Ms. Purple is a 2019 American drama film directed by Justin Chon. It was screened in the U.S. Dramatic Competition section at the 2019 Sundance Film Festival.

==Plot==
Kasie and Carey live in Koreatown in Los Angeles. Abandoned by their mother and brought up by their father, the siblings struggled with profound emotional wounds from the difficulty of the parental dynamic. Now, with their father on his death bed, the estranged Carey comes home to help Kasie care for him.

==Cast==
- Tiffany Chu as Kasie
- Teddy Lee as Carey
- Octavio Pizano as Octavio
- Jake Choi as Johnny
- James Kang as Young-Il
- Mark Krenik as Boozr
- Crystal Lee as Sora
- Alma Martinez as Juanita

==Reception==
===Box office===
Ms. Purple grossed an estimated $15,734 from the Landmark NuArt in Los Angeles in its opening weekend. It expanded to three more theaters and earned an estimated $13,650, with a per-theater average of $3,413. It later opened in the top 10 markets the weekend of September 20, 2019. It went on to gross $80,657 domestically.

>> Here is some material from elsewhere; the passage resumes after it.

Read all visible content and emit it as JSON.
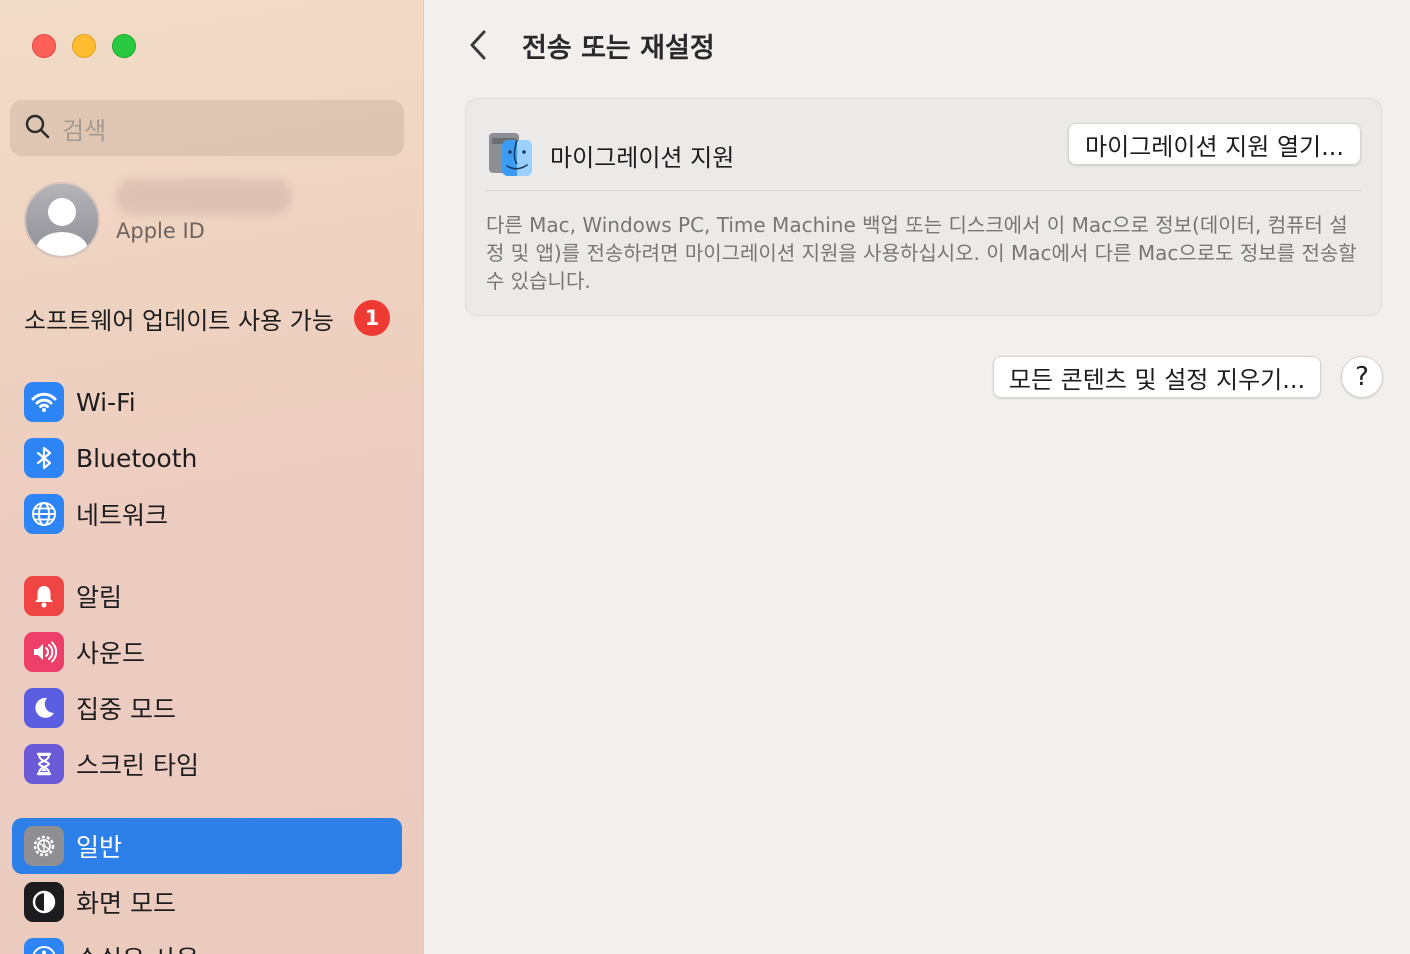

The film was crowdfunded via Kickstarter. Chon raised $73,634 to make the film.

===Critical response===
On review aggregation website Rotten Tomatoes, the film holds an approval rating of 87% based on 45 reviews, with an average rating of 7.1/10. The website's critical consensus reads: "A finely layered drama with rich visal allure, Ms. Purple sifts sensitively through the emotional wreckage of a broken family." On Metacritic, the film has a weighted average score of 71 out of 100, based on 15 critics, indicating "generally favorable reviews".

The Hollywood Reporter wrote: "dwells quietly in the limbo of those waiting for a loved one to die."